Models
Every base AI generation model available in the Playground — from cinematic video to image generation.
Models are the underlying AI engines that power everything in Ad Studio. In the Playground, you interact with them directly — no guided format, just raw generation with full control over settings. Each model has different strengths, speed profiles, and output styles.
Nano Banana 2
Nano Banana 2
Advanced image generation with support for up to 16 reference images and 4K resolution output. Faster than NanoBanana Pro with very similar quality — a strong option when you need high-quality images without the longer wait time.
Provider: Google Gemini
Nano Banana Pro
Nano Banana Pro
The most advanced image generation model available on the platform. Takes 2 to 3 minutes per image but produces exceptional detail and accuracy. Supports up to 16 reference images and 4K resolution.
Google Search Grounding
A toggle available in NanoBanana Pro. Turn it on when you reference real-world products, brands, or objects — like a Bentley interior, the latest iPhone, or new AirPods.
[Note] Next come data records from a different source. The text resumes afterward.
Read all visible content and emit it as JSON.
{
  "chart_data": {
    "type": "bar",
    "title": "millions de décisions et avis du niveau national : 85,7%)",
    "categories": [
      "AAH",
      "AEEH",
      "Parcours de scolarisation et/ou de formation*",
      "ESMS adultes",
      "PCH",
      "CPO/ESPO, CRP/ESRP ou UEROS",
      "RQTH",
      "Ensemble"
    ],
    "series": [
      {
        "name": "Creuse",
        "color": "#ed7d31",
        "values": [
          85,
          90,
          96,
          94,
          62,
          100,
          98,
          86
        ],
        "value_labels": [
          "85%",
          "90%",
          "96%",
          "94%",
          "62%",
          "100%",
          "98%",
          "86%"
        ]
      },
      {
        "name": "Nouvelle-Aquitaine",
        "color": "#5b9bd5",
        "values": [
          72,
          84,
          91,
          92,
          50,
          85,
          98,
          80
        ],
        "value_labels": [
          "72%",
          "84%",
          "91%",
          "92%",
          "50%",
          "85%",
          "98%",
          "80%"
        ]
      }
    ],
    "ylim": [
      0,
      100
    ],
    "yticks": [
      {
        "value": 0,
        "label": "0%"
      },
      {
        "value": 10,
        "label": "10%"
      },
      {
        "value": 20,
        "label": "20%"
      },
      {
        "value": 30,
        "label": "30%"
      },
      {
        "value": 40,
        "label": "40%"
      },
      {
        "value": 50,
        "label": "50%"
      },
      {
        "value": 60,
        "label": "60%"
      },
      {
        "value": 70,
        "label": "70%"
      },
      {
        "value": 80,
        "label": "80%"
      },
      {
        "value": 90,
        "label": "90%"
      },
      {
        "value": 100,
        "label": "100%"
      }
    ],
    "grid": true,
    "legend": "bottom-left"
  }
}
It searches Google Images to understand your reference and produce more accurate results.
Provider: Google Gemini
Sora 2 Pro
Sora 2 Pro
The most advanced, most popular, and most expensive video generation model on the platform. Produces the most natural, human-like movement — including the small imperfections that make a video look like it was shot on an iPhone. Best for realistic UGC, authentic social media ads, and any generation where natural lip sync and actor consistency matter.
- Duration: Up to 20 seconds at full HD
- Cost: Highest tier — up to 1,200 credits per video
Provider: OpenAI
Sora 2 Remix
Sora 2 Remix
Select a Sora 2 video and describe the visual edits you want to make. Think of it as a visual editor for Sora-generated content — change the setting, lighting, background, or look without regenerating from scratch.
Provider: OpenAI
Kling 2.6
Kling 2.6
Last year's leading video model. Reliable for B-rolls and low-movement videos. Not well-suited for realistic talking heads or authentic UGC — it tends to produce smoother, more polished movement that can look less natural than Sora.
Provider: Kling
Kling 3.0
Kling 3.0
The newest Kling model, released February 2026. Significantly better quality, sound, and lip sync compared to Kling 2.6. Much better at keeping text consistent across frames — for example, text printed on a T-shirt stays readable and stable. Still not the best option for natural, authentic UGC movement.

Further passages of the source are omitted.